I was talking to a guy at work the other day. We were discussing books that we liked. I had told him about these books that I like to read by J.D. Robb, who is actually Nora Roberts. He told me that his wife loves Nora Roberts books and that he tried to read one of her books, but it was too girly. I told him that these books were very different from her other books. The heroine in these books is a tough, no nonsense cop. That they are not romance in novels. So then he says, "Oh, she's trying to write like a man." I did not say anything. I was not really surprised by the statement. But the more I think about it the more pissed off I get.
What the hell does that mean? If I don't write some stupid claptrap about romance or buying shoes, then I am writing like a man? I am not ashamed to admit that I read the occasional book like "Bridget Jones Diary". They are funny and cute and easy to read. But I've read a lot of stupid shit by men too. So let me tell you that WHEN I get published if I hear some jackass talk about book being written "like a man", I'm going to blow his ears back.

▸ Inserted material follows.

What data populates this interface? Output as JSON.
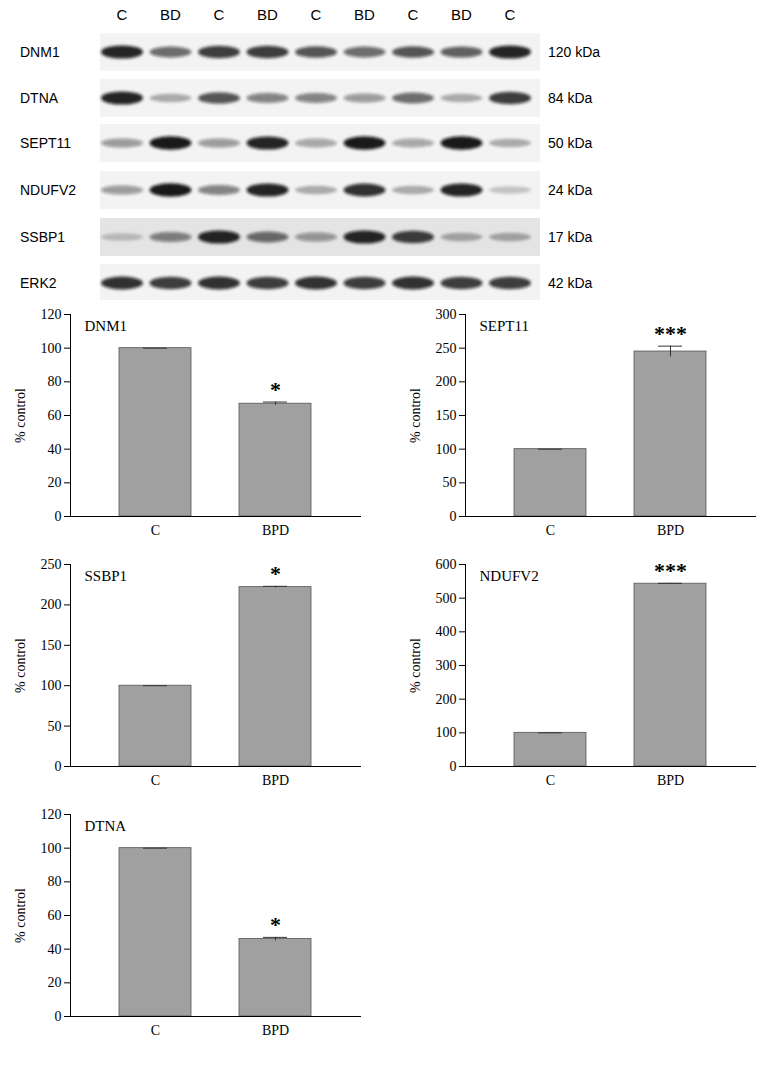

What a jackhole. Don't worry about neaderthals like that guy. I've heard it said, more than once, that Henry James could write women better than any man of his generation. I have heard (and agree) that George Eliot (a woman) could write the male perspective without skipping a beat. I think that writing, while it can be highly gendered, is also one of those arts that can truly be genderless -- like painting. You don't look at a painting and go "Oh yeah, that is clearly a woman painting that man." Writing is like that. The writer can hide behind the page just as easily as a painter can behind the canvas.